The risk of having a serious (anaphylactic) reaction to the seasonal flu vaccine is less than one in a million: much lower than the risk of getting seriously ill from having the flu itself. If you have had a serious allergic reaction (anaphylaxis) to a flu vaccine before, please talk to a clinician before getting vaccinated. If you have a serious allergic reaction (anaphylaxis) to hens' eggs, you should enquire about vaccines with a very low egg content and be vaccinated under clinical supervision.

The side effects of the vaccination are not bad

For the most part, seasonal flu vaccine side effects are mild or often non-existent.
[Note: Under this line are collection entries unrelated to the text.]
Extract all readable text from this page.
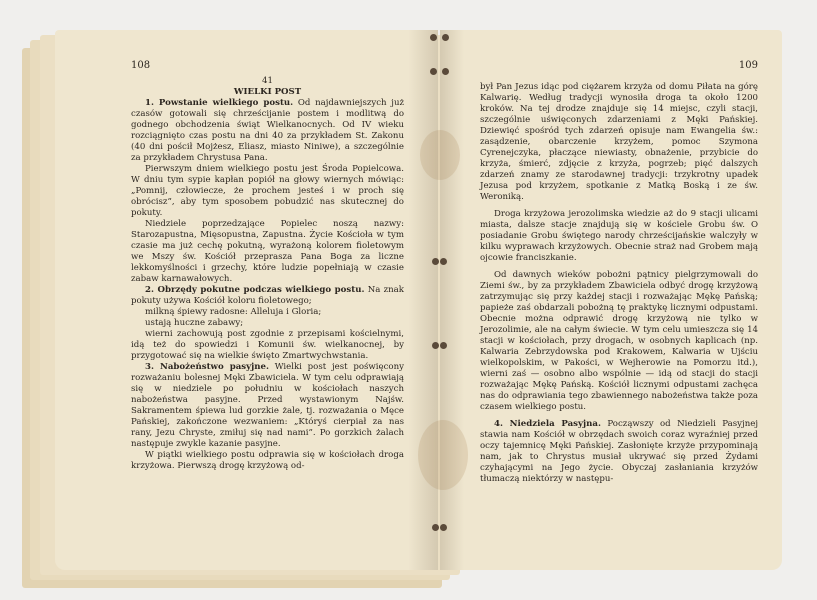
108

41

WIELKI POST

1. Powstanie wielkiego postu. Od najdawniejszych już czasów gotowali się chrześcijanie postem i modlitwą do godnego obchodzenia świąt Wielkanocnych. Od IV wieku rozciągnięto czas postu na dni 40 za przykładem St. Zakonu (40 dni pościł Mojżesz, Eliasz, miasto Niniwe), a szczególnie za przykładem Chrystusa Pana.

Pierwszym dniem wielkiego postu jest Środa Popielcowa. W dniu tym sypie kapłan popiół na głowy wiernych mówiąc: „Pomnij, człowiecze, że prochem jesteś i w proch się obrócisz”, aby tym sposobem pobudzić nas skutecznej do pokuty.

Niedziele poprzedzające Popielec noszą nazwy: Starozapustna, Mięsopustna, Zapustna. Życie Kościoła w tym czasie ma już cechę pokutną, wyrażoną kolorem fioletowym we Mszy św. Kościół przeprasza Pana Boga za liczne lekkomyślności i grzechy, które ludzie popełniają w czasie zabaw karnawałowych.

2. Obrzędy pokutne podczas wielkiego postu. Na znak pokuty używa Kościół koloru fioletowego;

milkną śpiewy radosne: Alleluja i Gloria;

ustają huczne zabawy;

wierni zachowują post zgodnie z przepisami kościelnymi, idą też do spowiedzi i Komunii św. wielkanocnej, by przygotować się na wielkie święto Zmartwychwstania.

3. Nabożeństwo pasyjne. Wielki post jest poświęcony rozważaniu bolesnej Męki Zbawiciela. W tym celu odprawiają się w niedziele po południu w kościołach naszych nabożeństwa pasyjne. Przed wystawionym Najśw. Sakramentem śpiewa lud gorzkie żale, tj. rozważania o Męce Pańskiej, zakończone wezwaniem: „Któryś cierpiał za nas rany, Jezu Chryste, zmiłuj się nad nami”. Po gorzkich żalach następuje zwykle kazanie pasyjne.

W piątki wielkiego postu odprawia się w kościołach droga krzyżowa. Pierwszą drogę krzyżową od-

109

był Pan Jezus idąc pod ciężarem krzyża od domu Piłata na górę Kalwarię. Według tradycji wynosiła droga ta około 1200 kroków. Na tej drodze znajduje się 14 miejsc, czyli stacji, szczególnie uświęconych zdarzeniami z Męki Pańskiej. Dziewięć spośród tych zdarzeń opisuje nam Ewangelia św.: zasądzenie, obarczenie krzyżem, pomoc Szymona Cyrenejczyka, płaczące niewiasty, obnażenie, przybicie do krzyża, śmierć, zdjęcie z krzyża, pogrzeb; pięć dalszych zdarzeń znamy ze starodawnej tradycji: trzykrotny upadek Jezusa pod krzyżem, spotkanie z Matką Boską i ze św. Weroniką.

Droga krzyżowa jerozolimska wiedzie aż do 9 stacji ulicami miasta, dalsze stacje znajdują się w kościele Grobu św. O posiadanie Grobu świętego narody chrześcijańskie walczyły w kilku wyprawach krzyżowych. Obecnie straż nad Grobem mają ojcowie franciszkanie.

Od dawnych wieków pobożni pątnicy pielgrzymowali do Ziemi św., by za przykładem Zbawiciela odbyć drogę krzyżową zatrzymując się przy każdej stacji i rozważając Mękę Pańską; papieże zaś obdarzali pobożną tę praktykę licznymi odpustami. Obecnie można odprawić drogę krzyżową nie tylko w Jerozolimie, ale na całym świecie. W tym celu umieszcza się 14 stacji w kościołach, przy drogach, w osobnych kaplicach (np. Kalwaria Zebrzydowska pod Krakowem, Kalwaria w Ujściu wielkopolskim, w Pakości, w Wejherowie na Pomorzu itd.), wierni zaś — osobno albo wspólnie — idą od stacji do stacji rozważając Mękę Pańską. Kościół licznymi odpustami zachęca nas do odprawiania tego zbawiennego nabożeństwa także poza czasem wielkiego postu.

4. Niedziela Pasyjna. Począwszy od Niedzieli Pasyjnej stawia nam Kościół w obrzędach swoich coraz wyraźniej przed oczy tajemnicę Męki Pańskiej. Zasłonięte krzyże przypominają nam, jak to Chrystus musiał ukrywać się przed Żydami czyhającymi na Jego życie. Obyczaj zasłaniania krzyżów tłumaczą niektórzy w następu-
The most common side effect is soreness around the site of the injection and occasionally aching muscles. These symptoms are a lot less debilitating than having flu.

Health professionals need to protect patients

Vaccination isn't just about keeping yourself safe, it's about protecting your colleagues, your family and your patients. You can carry and pass the virus on to others without having any symptoms yourself, so even if you consider yourself healthy, you might be risking the lives of others.

You need the vaccine every year

If you were vaccinated last year, you helped to fight the flu and took an extra step towards protecting others. Please do the same again this year - you won't be protected against the new strains of circulating flu.

Vaccination works

The World Health Organisation cites clean water and vaccination as the two interventions that have the greatest impact on public health - vaccination works.  Trivalent seasonal influenza vaccines generally give 60-80 per cent protection against infection.

Handwashing is very important, but it won't stop flu

It is vital to follow universal infection prevention procedures and wash your hands, but once flu has been passed on to your family, colleagues or your patients, clean hands won't keep flu at bay. Book your flu jab as soon as possible, and encourage those around you to do the same.

Anyone can get the flu

One of the most common reasons for not getting vaccinated is 'I've never had flu before'. There's no such thing as natural immunity to influenza, with new strains circulating this year, it's best to get vaccinated against flu.

If you have flu

How will I know if I have flu?

When people get flu they tend to become ill quite quickly. Symptoms can include fever, chills, headaches and aching muscle, often with a cough and sore throat.

What should I do if I get flu?

Rest at home in bed if needed, keep warm and drink plenty of water. You can take paracetamol or ibuprofen to lower a high temperature and relieve aches if necessary.

To help stop flu spreading:

  • Catch it - use a tissue when you sneeze or cough
  • Bin it - put the tissue into the bin as soon as possible
  • Kill it - by washing your hands or use hand sanitiser

If you are elderly or in a risk group and think you have flu, you should talk to your doctor, nurse or pharmacist as soon as possible.

If you haven't had your vaccine this flu season, you should have your vaccine as soon as you are feeling better. This will help protect you against other types of flu.